Neuralink is developing a brain-computer interface (BCI) that aims to help patients with groundbreaking paralysis control. The company's first system, called Telepathy, consists of 64 “threads” inserted directly into the brain. The threads are thinner than a human hair and record neural signals via 1,024 electrodes, according to Neuralink's website.
BCIs have been studied in academia for decades, and several other companies, including Synchron, Paradromics, and Precision Neuroscience, are developing their own systems. No BCI company has received approval from the U.S. Food and Drug Administration to market their devices.
In a livestream with Neuralink executives on Wednesday, Musk said the company hopes to implant its device in a “high single digit number” of patients this year.
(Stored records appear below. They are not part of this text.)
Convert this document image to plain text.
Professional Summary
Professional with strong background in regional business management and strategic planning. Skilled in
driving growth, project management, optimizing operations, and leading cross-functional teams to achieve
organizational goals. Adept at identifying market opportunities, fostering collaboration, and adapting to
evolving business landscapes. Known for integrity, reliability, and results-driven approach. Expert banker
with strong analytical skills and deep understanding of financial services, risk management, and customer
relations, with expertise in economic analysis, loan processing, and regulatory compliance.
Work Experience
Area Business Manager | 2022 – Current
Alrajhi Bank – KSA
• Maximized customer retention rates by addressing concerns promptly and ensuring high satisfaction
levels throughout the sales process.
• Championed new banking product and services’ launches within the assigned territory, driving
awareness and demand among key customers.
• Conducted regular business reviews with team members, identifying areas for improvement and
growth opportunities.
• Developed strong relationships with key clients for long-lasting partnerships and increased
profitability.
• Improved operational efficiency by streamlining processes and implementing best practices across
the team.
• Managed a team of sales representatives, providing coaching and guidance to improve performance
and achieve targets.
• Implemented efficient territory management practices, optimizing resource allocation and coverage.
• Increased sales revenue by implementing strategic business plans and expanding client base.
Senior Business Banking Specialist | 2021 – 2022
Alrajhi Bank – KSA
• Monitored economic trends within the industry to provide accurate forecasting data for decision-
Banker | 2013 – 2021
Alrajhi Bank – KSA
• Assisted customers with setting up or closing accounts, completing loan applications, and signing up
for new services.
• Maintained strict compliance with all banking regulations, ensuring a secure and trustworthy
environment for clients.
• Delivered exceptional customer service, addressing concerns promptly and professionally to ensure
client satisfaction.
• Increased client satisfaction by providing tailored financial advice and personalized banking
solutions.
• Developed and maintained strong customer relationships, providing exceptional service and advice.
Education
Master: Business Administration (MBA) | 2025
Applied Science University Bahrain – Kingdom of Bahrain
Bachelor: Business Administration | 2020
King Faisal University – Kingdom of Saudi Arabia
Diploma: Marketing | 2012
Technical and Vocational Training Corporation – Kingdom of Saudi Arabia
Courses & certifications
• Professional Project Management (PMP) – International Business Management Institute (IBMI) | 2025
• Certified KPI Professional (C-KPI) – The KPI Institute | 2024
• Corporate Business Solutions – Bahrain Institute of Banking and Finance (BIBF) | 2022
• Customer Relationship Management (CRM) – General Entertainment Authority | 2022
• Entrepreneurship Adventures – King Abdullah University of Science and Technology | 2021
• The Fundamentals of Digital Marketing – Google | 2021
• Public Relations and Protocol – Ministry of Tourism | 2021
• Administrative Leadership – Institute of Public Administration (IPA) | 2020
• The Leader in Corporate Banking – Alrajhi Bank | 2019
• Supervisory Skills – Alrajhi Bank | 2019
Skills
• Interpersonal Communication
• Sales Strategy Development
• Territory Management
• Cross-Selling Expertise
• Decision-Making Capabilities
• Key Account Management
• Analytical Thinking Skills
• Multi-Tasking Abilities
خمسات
It is still unclear when and where those procedures will take place.
A Neuralink spokesman was not immediately available for comment.
In January, Neuralink implanted its BCI in its first human patient, 29-year-old Noland Arbaugh, at the Barrow Neurological Institute in Phoenix, as part of an FDA-approved clinical trial.
Neuralink said in a blog post in April that the surgery went “extremely well.” In the weeks following the procedure, however, Neuralink said some of the implant's threads had pulled back from Arbaugh's brain. The company reportedly considered removing the implant, but the issue did not pose a direct threat to the patient's health and safety, according to the Wall Street Journal.
Musk and Neuralink executives said on the livestream that only about 15 percent of the channels in Arbaugh's implant are functional. Still, he uses the BCI to watch videos, read and play chess and other video games – sometimes up to 70 hours a week.
For future implants, the company is working to reduce retraction and measure it more accurately. Neuralink President DJ Seo said one way to achieve this is to shape the skull surface to minimize the gap under the implant.
Neuralink also plans to insert some threads deeper into brain tissue and track how much movement occurs, according to the company's livestream. Dr. Matthew MacDougall, head of neurosurgery at Neuralink, said that now that they know retraction is possible, they will insert threads “at different depths.”
“The FDA will continue to monitor the safety of subjects participating in the Neuralink implant study through required, periodic reports,” an FDA spokesperson said in a statement to CNBC.